Just what is in a bottle of water? In true economic fashion, the answer is “it depends”. In the attached photo, there are four different bottles, The Dasani is processed tap water, The Club Soda is carbonated processed tap water. The Perrier and San Pellegrino are naturally carbonated mineralized spring water from France and Italy respectively. At one restaurant in Australia, the owner has installed a system that filters and carbonates water and he is charging A$5 (A$1=C$1.03) with unlimited refills according to a Reuters article.
The question in the article is whether the public will buy it or not. A firm with monopoly power will choose its output by equating its marginal cost with its marginal revenue. This is the point of maximum profits. Having determined the optimal output level, the firm will charge as much as the market will bear.
The ratio of the price to marginal cost is known as the Lerner index and is inversely related to the elasticity of demand. That is, the more elastic the demand, the less the firm will charge for its product.
A product tends to be more elastic if there are substitutes available, and that is in the eye of the consumer. Club Soda is easy to make and there are several available substitutes. A large bottle can be obtained for a relatively low price. The same is true for bottled water like Dasani, Aquafina or Nestlé Pure Life. People pay for the convenience of bottled water more so than just the product itself. Mineralized waters are somewhat different in that they have different flavours depending on the amount and type of mineral salts that they contain. Some people prefer this to regular tap water and are willing to pay more.

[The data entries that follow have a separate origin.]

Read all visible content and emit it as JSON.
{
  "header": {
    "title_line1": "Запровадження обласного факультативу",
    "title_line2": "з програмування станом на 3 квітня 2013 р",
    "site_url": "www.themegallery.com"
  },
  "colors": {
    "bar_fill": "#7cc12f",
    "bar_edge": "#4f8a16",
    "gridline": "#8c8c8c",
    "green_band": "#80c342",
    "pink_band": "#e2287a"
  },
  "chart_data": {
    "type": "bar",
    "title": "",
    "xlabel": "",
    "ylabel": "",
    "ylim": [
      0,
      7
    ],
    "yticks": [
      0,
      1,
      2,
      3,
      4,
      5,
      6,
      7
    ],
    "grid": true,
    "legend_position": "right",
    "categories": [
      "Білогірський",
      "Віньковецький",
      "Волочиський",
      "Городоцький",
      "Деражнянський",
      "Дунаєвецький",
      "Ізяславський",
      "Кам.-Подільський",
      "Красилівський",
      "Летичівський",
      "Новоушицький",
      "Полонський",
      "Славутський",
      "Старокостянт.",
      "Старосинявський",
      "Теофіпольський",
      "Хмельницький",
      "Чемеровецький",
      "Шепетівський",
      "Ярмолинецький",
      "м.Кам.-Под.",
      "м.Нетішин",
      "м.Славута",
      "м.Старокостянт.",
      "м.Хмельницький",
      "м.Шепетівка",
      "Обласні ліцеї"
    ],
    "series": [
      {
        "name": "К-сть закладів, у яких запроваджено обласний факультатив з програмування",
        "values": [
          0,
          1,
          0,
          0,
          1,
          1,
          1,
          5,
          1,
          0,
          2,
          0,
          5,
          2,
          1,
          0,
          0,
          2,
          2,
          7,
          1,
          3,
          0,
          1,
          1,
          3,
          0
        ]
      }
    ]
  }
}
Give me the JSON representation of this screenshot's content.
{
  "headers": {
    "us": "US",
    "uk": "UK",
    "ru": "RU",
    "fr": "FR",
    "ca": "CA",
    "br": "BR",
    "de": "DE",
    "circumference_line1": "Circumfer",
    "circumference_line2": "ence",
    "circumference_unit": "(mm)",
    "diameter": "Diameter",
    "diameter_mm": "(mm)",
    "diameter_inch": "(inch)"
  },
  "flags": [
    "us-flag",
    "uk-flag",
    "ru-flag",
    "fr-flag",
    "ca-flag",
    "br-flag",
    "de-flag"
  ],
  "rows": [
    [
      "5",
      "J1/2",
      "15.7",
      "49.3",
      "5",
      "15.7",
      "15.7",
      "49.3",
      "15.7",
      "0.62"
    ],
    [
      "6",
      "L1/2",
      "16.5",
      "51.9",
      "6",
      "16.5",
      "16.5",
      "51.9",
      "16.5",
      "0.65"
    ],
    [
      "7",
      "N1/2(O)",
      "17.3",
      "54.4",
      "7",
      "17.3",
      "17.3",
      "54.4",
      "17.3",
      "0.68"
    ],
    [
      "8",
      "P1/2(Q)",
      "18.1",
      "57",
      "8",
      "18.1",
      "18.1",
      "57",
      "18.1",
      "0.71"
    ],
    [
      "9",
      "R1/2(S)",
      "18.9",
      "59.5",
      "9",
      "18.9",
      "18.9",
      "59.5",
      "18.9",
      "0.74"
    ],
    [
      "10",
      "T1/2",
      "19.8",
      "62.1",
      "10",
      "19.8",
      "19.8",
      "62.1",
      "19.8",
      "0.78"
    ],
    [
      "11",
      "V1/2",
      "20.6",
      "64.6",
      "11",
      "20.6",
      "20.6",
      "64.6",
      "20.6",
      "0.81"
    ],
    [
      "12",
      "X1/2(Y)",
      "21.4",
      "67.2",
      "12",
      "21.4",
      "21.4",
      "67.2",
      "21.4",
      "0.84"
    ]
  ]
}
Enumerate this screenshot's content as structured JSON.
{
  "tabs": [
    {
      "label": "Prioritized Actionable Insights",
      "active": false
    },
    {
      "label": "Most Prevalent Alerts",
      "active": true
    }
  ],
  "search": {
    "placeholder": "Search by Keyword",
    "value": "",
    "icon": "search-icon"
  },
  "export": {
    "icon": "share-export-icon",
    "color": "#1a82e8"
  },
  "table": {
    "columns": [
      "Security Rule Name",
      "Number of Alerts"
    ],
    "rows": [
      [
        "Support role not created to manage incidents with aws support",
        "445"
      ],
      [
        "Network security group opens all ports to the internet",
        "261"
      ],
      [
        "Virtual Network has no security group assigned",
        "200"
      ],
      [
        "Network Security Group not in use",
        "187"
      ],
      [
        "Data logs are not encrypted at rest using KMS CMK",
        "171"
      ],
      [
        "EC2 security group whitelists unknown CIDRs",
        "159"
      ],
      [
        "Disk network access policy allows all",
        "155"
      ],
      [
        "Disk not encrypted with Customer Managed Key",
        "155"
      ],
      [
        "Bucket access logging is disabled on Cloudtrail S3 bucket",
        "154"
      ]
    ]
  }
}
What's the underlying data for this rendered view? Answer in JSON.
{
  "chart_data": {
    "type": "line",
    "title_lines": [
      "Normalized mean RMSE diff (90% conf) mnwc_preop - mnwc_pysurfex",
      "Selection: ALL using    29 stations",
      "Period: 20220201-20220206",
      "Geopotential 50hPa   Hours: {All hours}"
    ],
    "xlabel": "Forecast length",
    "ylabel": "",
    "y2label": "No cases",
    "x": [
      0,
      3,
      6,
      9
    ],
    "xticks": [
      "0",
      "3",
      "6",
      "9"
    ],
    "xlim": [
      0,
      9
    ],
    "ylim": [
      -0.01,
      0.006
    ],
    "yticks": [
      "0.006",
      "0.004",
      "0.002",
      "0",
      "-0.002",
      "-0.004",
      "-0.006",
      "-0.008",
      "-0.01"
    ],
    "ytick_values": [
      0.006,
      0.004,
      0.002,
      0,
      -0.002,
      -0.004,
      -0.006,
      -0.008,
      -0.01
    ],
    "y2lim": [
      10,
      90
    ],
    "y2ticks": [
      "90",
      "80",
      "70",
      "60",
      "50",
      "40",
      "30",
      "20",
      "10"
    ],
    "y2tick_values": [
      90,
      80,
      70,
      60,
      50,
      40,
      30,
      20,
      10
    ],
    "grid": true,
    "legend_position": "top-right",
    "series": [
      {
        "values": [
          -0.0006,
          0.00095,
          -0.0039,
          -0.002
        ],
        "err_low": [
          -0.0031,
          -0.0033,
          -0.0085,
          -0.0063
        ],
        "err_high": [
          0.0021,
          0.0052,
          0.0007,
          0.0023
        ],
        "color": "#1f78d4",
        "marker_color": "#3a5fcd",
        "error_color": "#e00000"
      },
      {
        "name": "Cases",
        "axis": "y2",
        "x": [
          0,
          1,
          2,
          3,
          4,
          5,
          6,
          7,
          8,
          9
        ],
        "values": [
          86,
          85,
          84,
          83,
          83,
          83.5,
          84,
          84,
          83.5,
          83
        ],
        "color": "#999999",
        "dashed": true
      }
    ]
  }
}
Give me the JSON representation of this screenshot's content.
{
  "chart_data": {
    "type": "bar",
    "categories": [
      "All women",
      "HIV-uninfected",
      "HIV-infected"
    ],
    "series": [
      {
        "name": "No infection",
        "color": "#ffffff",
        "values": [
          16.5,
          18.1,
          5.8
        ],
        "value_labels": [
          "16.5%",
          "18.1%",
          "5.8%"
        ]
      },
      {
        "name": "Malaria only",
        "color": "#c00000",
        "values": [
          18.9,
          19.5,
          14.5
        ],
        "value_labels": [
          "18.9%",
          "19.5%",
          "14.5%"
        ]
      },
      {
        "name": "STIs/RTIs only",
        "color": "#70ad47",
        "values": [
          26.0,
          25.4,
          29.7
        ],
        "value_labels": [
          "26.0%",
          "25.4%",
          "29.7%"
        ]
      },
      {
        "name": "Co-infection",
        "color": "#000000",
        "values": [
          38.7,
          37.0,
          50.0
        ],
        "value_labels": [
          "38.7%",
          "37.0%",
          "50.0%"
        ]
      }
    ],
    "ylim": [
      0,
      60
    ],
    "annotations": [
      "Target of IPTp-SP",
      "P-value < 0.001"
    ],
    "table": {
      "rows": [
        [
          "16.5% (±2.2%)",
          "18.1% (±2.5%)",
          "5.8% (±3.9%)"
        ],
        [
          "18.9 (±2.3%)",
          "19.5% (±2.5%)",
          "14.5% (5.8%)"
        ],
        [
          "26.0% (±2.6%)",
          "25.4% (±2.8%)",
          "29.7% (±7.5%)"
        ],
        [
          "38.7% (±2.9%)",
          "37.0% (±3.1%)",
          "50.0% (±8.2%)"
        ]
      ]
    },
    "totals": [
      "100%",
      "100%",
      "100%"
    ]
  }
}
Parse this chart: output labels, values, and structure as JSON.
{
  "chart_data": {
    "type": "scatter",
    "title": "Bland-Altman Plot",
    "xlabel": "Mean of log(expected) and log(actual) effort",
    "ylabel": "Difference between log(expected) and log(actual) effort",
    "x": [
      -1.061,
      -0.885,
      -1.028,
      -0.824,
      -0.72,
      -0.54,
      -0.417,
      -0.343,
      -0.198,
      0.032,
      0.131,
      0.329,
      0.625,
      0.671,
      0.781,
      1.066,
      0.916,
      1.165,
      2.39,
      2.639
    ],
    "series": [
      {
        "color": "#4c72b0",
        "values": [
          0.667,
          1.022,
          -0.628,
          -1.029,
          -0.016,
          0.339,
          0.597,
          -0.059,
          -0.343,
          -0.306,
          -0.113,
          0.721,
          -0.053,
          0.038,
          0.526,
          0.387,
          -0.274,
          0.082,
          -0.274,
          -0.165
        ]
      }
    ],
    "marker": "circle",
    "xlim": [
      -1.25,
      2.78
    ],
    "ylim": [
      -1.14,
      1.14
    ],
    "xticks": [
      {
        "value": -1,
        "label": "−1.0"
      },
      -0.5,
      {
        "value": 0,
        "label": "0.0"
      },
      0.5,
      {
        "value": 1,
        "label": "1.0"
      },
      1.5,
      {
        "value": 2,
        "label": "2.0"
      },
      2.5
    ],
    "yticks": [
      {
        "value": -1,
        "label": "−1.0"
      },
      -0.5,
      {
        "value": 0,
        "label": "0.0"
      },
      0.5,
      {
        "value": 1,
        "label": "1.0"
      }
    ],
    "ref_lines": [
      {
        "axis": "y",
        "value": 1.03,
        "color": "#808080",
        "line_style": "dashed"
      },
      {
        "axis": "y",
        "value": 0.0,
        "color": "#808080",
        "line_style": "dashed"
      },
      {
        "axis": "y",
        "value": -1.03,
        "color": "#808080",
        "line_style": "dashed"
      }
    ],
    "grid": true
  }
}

Perrier and San Pellegrino are more expensive because the demand is less elastic.
If a customer were to pay the A$5 and a normal person would have at least 2-250ml glasses of water at dinner that is A$1/100mL. In order to get (at least in dollar terms) the same value for money as a Dasani bottle, they customer would have to drink about 2 litres (0.2/100mL).
Canada Dry 0.1095/100ml
The unfortunate Australian restaurant owner must provide regular tap water for free. The marginal cost of the treated water will be slightly higher but unless customers are not willing to substitute between the treated and untreated water the new product will tend to have a relatively elastic demand.